Clearly the pet crime situation is worse than first feared. The pets are the one thing guaranteed to bring a smile back to our son’s face. Maybe my primary job is to just make him happy. Following on from the recent pants incident there is evidence of pet collusion. After unloading a clothes wash I dropped a sock. Within a nanosecond the pup had grabbed it and was belting round the house. By the time I had caught up with him, no sock could be found. I searched everywhere but absolutely no sign. Then I saw the girl cat slowly walking into the garden carrying the sock. She calmly dropped the sock onto one of our molehills, before strolling back in.

So clearly the girl cat and puppy are in collusion. But is the mole part of this crime gang or was this just a poor attempt to frame him. My son thinks it’s a framing job. But more importantly is made our son smile again.

Another Brick in the ….

So completes another grisly school day. School still not putting any learning support in. The school approach feels a bit like:

He is on the autistic spectrum and he is dyslexic.

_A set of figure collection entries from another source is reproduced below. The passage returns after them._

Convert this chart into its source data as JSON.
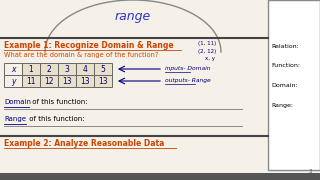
{
  "bg_color": "#f5f0e8",
  "top_section": {
    "bg_color": "#f5f0e8",
    "curve_color": "#888888",
    "range_text": "range",
    "range_color": "#3333cc"
  },
  "example1_title": "Example 1: Recognize Domain & Range",
  "example1_title_color": "#cc4400",
  "question": "What are the domain & range of the function?",
  "question_color": "#cc4400",
  "coords_color": "#000080",
  "table": {
    "x_values": [
      "x",
      "1",
      "2",
      "3",
      "4",
      "5"
    ],
    "y_values": [
      "y",
      "11",
      "12",
      "13",
      "13",
      "13"
    ],
    "border_color": "#666666",
    "cell_bg": "#e8e0c8",
    "text_color": "#000080"
  },
  "inputs_label": "inputs- Domain",
  "outputs_label": "outputs- Range",
  "annotation_color": "#000080",
  "domain_range_color": "#000000",
  "domain_word_color": "#000080",
  "range_word_color": "#000080",
  "right_panel": {
    "bg_color": "#ffffff",
    "border_color": "#888888",
    "labels": [
      "Relation:",
      "Function:",
      "Domain:",
      "Range:"
    ],
    "label_color": "#000000"
  },
  "example2_title": "Example 2: Analyze Reasonable Data",
  "example2_title_color": "#cc4400",
  "divider_color": "#444444",
  "bottom_bar_color": "#555555"
}
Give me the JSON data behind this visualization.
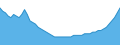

He is struggling a bit with our set programme.

We won’t consider alternative approaches.

Let’s find what seem to be the most inappropriate teaching approaches to use with a dyslexic/aspergers child and let’s see what happens when we build them into his school day.

Clearly he is low attainment as he is struggling to read text and his handwriting is quite poor.

But it’s ok because he is really well behaved so he is fine going through the motions in bottom set and he’s not the lowest attaining pupil in the class. Maybe he will make a friend or two during these five years.

I really think Pink Floyd got it right with Another Brick in the Wall.

We dust ourselves down and go again tomorrow. Should be a good one as our son has to do a spelling test. Not sure I would do to well with words like “connotations” and “assimilation “. That will really help his self esteem – not.

One thought keeps nagging away at me. I’m not prepared to let this continue for another 5 years. But what to do? Keep plugging away with this school. Try our luck with another school. Or maybe just maybe home educate.